Another student found a video relevant to her organic chemistry class: “This past week we did a steam distillation extraction of an essential oil from a spice. … I have used this technique several times before, and it amazes me that I did not think twice about where the process came from. I was able to perform that experiment because of an invention from the Arab world. I use the scientific method almost every day and I had no idea that it first came from Al Haytham, a scientist from the Arab world. I was in awe of how much the Arab world has contributed to science.”

Eltarabishy is working on her dissertation at Ain Shams University. There is no irony in her cross-culture subject: contemporary American theater. She combined both interests in her NMU class when she shared a work by American playwright Naomi Wallace titled The Fever Chart: Three Visions of the Middle East. Eltarabishy recently joined NMU English department colleagues on a trip to Chicago to see a production of Shakespeare’s not-so-contemporary King Lear.
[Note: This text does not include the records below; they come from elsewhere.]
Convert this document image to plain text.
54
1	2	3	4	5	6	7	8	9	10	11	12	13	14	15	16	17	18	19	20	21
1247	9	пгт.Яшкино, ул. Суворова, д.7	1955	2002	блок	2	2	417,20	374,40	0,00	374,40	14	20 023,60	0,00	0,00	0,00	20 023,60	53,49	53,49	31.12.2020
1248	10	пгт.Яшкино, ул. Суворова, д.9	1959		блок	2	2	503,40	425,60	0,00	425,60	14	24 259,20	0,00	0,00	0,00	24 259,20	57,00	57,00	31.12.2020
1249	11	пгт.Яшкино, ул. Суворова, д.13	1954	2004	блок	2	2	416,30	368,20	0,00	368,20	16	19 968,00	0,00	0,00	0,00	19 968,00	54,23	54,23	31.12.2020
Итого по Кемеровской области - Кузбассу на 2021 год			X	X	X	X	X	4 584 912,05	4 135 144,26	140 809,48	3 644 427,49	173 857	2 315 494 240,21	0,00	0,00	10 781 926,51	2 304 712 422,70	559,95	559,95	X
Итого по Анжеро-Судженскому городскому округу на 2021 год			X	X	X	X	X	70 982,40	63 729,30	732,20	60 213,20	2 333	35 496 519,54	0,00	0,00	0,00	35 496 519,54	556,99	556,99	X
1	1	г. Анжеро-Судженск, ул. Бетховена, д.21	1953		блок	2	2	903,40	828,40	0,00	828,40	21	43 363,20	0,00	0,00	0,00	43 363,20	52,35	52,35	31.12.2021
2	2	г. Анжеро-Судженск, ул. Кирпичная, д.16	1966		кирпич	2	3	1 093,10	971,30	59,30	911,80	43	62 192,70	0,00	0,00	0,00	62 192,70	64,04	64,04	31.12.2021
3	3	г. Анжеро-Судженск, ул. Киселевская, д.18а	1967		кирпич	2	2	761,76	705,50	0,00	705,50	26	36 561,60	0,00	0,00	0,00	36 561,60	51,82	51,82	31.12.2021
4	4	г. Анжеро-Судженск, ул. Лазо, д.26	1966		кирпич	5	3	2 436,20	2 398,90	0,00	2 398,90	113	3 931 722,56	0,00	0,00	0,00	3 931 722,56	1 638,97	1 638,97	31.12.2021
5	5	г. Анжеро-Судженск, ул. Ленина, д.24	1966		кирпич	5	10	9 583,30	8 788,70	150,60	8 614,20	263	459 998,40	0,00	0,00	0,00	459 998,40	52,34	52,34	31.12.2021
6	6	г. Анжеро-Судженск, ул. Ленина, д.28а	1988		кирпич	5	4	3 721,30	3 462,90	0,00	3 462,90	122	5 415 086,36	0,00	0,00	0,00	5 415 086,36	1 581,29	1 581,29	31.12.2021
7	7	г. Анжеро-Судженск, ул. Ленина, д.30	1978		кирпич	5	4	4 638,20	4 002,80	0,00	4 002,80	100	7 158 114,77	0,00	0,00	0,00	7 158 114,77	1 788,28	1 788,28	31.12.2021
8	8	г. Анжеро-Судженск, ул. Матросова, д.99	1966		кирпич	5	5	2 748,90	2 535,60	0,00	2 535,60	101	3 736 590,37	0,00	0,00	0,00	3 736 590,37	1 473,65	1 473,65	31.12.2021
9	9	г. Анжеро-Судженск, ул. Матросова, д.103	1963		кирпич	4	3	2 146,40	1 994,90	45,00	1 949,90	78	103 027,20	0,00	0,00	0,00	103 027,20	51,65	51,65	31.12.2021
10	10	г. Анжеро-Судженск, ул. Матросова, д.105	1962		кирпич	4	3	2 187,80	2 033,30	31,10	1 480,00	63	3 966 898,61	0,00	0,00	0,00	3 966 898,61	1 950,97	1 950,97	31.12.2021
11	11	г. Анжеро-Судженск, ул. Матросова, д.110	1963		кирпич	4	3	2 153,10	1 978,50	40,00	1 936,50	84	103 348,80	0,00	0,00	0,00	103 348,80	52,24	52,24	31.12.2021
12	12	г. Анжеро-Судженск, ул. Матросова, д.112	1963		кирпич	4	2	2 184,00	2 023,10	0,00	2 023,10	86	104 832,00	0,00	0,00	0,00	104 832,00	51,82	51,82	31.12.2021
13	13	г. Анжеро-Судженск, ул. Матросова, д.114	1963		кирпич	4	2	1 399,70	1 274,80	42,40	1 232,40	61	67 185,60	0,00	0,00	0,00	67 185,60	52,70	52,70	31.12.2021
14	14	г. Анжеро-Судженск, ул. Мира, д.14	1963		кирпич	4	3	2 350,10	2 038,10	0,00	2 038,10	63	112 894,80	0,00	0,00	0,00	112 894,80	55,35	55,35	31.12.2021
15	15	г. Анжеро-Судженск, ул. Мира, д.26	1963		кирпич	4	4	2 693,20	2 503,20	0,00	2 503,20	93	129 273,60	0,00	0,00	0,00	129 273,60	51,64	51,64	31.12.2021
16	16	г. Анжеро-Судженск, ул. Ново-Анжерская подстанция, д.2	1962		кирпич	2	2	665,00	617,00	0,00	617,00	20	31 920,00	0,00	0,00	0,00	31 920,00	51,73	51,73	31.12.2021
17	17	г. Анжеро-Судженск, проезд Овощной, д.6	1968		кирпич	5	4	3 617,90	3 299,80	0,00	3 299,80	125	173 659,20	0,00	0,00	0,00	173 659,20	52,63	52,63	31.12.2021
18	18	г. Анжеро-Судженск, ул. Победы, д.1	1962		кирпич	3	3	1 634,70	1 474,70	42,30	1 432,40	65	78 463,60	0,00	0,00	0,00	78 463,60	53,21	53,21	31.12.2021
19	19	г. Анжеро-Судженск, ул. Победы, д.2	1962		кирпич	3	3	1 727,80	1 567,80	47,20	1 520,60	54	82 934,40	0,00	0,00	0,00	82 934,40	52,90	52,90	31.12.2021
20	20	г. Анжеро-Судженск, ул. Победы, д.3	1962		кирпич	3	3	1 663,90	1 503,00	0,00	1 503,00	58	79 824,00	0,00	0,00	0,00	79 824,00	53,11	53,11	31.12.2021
Michael Broadway (Arts and Sciences) said the goal in offering the teaching fellowship was to increase understanding of the Middle East. “It adds to our campus diversity to have an Egyptian woman teaching. This was a wonderful opportunity to establish a dialogue between Hagar and NMU students and faculty that may help to refute some of the American stereotypes associated with the Middle East and its people.”

Through her previous Fulbright opportunity, Eltarabishy spent the 2011-12 academic year at the College of William and Mary in Williamsburg, Va. She assisted with Arabic conversation classes, tutoring and weekly activity sessions.